Занят он был не только кротами да пчелами, медом да воском, но еще вот каким важным делом: он предсказывал будущее по перелету птиц, по изобилию кузнечиков и гусениц и по разным народным приметам, записанным в большой книжище в деревянном переплете. Книгу он унаследовал от старой тетки из Геминга; эта книга и помогала ему угадывать будущее. Но к предсказаниям он не мог приступить без своего друга Коффеля, столяра, токаря, часовщика, мастера подстригать собак, лечить животных, — одним словом, доброго гения Анштата и окрестностей. Коффель был мастер на все руки: он скреплял проволокой треснувшую посуду, лудил кухонную утварь, чинил ветхую, сломанную мебель, поправлял церковный орган, приводя в порядок трубы и мехи. Дяде Якобу даже пришлось запретить ему вправлять вывихнутые руки и ноги, так как Коффель возымел склонность и к медицине. Кротолов восхищался им и, случалось, говаривал:

— До чего же досадно, что Коффель не учился!.. До чего же досадно!

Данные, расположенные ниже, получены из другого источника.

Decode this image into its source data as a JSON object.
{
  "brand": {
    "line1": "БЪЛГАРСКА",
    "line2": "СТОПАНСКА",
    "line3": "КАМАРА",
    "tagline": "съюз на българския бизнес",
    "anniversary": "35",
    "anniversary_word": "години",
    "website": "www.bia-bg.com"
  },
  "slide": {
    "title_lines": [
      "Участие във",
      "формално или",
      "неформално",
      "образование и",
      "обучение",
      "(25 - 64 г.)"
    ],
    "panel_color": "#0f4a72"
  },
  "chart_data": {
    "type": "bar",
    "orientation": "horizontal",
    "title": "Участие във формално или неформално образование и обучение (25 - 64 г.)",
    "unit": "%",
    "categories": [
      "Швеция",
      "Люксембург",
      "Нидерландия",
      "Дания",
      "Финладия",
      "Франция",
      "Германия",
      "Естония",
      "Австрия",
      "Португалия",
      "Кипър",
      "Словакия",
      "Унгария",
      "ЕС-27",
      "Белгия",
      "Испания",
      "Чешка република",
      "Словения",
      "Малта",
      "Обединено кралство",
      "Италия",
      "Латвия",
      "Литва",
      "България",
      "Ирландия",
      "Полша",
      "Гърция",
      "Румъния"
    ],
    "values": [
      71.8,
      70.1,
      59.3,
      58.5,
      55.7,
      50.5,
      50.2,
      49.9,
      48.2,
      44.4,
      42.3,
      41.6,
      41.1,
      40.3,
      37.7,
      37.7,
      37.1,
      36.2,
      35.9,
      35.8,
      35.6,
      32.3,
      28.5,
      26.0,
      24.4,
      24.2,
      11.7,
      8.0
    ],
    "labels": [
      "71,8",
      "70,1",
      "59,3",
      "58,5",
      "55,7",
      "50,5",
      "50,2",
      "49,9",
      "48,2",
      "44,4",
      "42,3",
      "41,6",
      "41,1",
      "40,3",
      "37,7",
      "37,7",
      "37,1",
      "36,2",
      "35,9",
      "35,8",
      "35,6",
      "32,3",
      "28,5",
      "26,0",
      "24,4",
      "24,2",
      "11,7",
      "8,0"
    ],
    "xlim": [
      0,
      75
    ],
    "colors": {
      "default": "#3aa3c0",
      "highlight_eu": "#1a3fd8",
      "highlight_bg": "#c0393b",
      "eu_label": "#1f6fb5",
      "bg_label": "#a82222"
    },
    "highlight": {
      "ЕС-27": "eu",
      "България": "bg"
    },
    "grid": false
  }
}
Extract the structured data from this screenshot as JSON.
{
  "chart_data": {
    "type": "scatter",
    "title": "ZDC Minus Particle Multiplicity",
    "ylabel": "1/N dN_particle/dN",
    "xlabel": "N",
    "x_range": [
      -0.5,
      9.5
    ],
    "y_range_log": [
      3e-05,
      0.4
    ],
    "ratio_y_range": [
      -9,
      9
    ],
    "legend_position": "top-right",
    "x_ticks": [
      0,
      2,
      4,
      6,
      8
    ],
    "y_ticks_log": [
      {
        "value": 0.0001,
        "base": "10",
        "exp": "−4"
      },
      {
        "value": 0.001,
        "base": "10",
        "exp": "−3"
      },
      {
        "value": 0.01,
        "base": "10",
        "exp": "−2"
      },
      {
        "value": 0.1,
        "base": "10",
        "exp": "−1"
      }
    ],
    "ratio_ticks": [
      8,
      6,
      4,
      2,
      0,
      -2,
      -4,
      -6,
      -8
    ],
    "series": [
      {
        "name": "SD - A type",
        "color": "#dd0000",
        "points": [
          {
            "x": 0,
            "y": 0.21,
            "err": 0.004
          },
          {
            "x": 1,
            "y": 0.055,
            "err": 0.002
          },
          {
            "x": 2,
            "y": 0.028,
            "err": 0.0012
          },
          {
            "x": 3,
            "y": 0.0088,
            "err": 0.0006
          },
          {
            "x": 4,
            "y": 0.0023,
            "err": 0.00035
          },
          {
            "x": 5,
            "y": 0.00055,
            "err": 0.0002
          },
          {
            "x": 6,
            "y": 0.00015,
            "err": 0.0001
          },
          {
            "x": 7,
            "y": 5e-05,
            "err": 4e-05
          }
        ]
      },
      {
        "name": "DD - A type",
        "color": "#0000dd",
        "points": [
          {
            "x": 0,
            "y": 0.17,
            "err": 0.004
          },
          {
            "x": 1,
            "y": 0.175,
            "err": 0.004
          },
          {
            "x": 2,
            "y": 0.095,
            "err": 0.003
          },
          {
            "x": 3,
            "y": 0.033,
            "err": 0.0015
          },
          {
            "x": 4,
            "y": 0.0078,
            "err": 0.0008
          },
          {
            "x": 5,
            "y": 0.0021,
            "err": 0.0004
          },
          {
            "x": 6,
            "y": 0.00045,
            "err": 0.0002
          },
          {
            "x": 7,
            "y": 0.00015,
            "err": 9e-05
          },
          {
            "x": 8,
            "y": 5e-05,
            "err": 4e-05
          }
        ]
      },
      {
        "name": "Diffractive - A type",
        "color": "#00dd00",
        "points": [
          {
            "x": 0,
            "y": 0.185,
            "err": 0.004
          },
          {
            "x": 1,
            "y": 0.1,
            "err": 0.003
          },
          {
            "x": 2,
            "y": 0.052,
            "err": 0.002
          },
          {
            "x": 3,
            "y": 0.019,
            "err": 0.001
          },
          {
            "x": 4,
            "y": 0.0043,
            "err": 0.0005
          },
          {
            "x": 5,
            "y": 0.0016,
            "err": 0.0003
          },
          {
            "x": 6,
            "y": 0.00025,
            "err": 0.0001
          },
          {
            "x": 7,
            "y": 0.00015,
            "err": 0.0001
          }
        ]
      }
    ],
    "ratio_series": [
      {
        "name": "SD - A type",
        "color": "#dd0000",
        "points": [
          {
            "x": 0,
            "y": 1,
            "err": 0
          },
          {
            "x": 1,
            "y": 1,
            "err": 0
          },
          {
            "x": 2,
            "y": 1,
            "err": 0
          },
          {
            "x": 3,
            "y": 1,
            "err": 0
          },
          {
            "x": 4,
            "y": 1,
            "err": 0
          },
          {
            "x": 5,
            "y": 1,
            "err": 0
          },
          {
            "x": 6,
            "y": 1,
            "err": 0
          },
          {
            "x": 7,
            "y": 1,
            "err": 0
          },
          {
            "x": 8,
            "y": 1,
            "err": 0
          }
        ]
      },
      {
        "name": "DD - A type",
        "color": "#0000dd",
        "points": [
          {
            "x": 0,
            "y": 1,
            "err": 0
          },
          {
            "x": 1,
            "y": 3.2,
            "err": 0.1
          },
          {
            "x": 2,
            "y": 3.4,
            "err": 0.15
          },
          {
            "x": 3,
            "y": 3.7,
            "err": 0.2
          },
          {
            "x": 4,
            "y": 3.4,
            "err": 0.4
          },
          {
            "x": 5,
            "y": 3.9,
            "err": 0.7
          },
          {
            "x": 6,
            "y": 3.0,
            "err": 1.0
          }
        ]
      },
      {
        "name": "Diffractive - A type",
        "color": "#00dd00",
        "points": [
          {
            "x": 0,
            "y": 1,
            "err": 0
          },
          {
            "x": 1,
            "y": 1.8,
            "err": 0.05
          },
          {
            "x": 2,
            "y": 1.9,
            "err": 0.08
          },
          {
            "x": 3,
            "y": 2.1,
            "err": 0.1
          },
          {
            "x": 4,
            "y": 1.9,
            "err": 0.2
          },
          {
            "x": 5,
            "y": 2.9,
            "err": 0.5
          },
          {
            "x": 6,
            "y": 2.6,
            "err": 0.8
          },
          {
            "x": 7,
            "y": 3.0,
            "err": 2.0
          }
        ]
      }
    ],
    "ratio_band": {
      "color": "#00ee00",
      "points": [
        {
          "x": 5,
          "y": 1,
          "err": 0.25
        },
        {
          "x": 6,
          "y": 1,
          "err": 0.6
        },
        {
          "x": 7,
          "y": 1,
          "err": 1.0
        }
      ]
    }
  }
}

И кумушки в наших краях считали его всезнающим.

Но все это не было большим подспорьем в его хозяйстве, и главным образом он пробавлялся тем, что осенью ходил рубить капусту, неся на спине ящик для инструментов в форме заплечной корзины, и кричал из двери в дверь:

— Эй, рубить капусту!

Вот как вознаграждаются великие умы!

Коффель появлялся у нас в доме немного погодя — низенький, черноволосый, чернобородый. Кончик носа у него заострен наподобие клюва чирка, руки засунуты в карманы короткой куртки, вязаный колпак сдвинут на затылок, так что кончик болтается между лопатками, штаны и толстые голубые чулки, измазанные густым клеем, топорщатся на сухопарых ногах, тонких, как проволока, а стоптанные башмаки кое-где прорезаны — чтобы не давило на мозоли. Он всегда приходит вслед за Кротоловом, приближается мелкими шажками и произносит с важным видом:

— Приятного аппетита, господин доктор!

— Не угодно ли закусить? — спрашивает дядя.

— Очень вам благодарен. Мы уже поужинали салатом — это мое любимое блюдо.

Затем Коффель усаживается за печкой и сидит не шелохнувшись, пока дядюшка не произнесет:

— Ну-ка, Лизбета, зажги свечу и убери со стола.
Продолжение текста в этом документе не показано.